Pour le reste des légumes, comme beaucoup d’autres restaurateurs franciliens, Jean Chauvel a trouvé un excellent maraîcher en la personne de Joël Thiébault, habitué des marchés du 16e arrondissement et des grands restaurants de la capitale : « Tous les ans, il invite les cuisiniers et explique comment il fait pour l’année et pourquoi cela a mal fonctionné sur certains produits. Il nous demande même ce qu’on souhaite consommer. »

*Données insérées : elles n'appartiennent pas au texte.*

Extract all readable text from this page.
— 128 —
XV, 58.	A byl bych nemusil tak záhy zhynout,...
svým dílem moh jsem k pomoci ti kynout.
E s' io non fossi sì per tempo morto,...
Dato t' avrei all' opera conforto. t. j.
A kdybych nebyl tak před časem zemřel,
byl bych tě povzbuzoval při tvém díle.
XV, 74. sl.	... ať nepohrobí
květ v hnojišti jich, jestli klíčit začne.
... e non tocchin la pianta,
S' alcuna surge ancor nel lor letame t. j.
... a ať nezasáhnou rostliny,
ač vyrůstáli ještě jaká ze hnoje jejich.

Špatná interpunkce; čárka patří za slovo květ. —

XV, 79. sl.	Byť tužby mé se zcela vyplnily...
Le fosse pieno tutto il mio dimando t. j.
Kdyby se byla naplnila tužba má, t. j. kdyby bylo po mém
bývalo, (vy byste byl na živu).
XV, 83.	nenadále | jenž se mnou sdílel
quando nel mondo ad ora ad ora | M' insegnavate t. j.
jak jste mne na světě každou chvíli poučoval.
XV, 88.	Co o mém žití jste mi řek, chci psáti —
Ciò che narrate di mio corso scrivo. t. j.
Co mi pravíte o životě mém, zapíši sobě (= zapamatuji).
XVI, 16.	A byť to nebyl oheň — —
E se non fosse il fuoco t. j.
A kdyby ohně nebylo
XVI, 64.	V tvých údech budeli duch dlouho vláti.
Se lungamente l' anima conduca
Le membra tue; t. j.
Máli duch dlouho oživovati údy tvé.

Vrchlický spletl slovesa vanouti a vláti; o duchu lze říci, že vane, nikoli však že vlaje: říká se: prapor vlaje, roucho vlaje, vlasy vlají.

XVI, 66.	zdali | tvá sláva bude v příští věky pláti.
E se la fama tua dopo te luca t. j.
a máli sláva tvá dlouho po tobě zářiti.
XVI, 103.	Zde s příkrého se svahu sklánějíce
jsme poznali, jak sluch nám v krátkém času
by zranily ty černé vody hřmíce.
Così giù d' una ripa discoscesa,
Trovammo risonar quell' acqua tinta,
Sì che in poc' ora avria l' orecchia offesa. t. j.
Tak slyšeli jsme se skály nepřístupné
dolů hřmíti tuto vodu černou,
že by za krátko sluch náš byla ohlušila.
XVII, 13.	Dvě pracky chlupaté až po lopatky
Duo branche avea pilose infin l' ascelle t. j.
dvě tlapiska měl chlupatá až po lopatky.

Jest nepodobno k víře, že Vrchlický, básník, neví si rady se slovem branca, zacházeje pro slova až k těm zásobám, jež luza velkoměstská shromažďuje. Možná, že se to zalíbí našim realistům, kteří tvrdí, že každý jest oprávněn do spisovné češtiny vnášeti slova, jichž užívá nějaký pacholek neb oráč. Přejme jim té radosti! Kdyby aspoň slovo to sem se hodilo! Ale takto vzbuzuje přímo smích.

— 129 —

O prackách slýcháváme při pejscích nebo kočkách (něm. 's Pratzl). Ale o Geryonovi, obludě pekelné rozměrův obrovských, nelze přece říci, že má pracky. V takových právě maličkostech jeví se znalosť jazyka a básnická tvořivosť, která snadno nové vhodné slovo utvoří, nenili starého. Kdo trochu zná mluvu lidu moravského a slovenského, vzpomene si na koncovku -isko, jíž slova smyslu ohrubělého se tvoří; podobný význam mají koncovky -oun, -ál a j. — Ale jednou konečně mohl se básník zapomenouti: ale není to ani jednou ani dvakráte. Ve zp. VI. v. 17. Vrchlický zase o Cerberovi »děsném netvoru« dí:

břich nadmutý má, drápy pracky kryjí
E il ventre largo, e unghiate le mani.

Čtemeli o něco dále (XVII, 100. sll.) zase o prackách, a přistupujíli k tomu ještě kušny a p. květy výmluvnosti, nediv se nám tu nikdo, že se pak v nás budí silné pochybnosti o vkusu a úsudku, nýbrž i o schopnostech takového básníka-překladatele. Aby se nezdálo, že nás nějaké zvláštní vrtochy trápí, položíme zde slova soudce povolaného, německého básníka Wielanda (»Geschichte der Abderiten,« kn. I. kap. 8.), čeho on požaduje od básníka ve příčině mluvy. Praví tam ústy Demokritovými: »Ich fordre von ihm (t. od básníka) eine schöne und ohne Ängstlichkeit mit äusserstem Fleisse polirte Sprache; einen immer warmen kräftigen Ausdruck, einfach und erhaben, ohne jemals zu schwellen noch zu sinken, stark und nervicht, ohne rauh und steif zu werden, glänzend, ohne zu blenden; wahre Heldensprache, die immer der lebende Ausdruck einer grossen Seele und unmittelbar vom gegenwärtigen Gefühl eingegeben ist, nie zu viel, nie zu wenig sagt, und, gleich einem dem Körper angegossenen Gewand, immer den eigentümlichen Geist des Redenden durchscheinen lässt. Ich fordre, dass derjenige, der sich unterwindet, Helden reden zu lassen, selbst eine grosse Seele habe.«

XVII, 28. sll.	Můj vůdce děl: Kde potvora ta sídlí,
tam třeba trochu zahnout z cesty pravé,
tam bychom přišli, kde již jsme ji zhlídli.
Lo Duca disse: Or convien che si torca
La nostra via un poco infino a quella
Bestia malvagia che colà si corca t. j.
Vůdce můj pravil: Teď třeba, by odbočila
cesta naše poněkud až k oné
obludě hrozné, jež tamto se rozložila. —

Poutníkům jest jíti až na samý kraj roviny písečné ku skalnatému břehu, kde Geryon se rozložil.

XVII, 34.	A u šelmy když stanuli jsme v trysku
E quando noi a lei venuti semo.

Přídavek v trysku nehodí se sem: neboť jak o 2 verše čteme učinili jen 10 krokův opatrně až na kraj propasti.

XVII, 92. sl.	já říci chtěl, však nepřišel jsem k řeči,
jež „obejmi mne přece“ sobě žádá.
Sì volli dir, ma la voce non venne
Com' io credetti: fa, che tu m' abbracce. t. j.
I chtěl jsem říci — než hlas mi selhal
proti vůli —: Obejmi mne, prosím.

Une proximité que semble apprécier Jean Chauvel. Lui qui a grandi dans un restaurant de quartier, on comprend son insistance pour rencontrer ceux qui le fourniront. C’est aussi l’occasion de découvrir les talents cachés de chacun, comme le fromager Dominique Fabre, qui produit du caillé et du fromage de chèvre mais aussi son huile de colza. « J’espère que l’on mettra en avant le travail des petits producteurs. Ils sont la pierre angulaire de notre métier », conclut Jean Chauvel.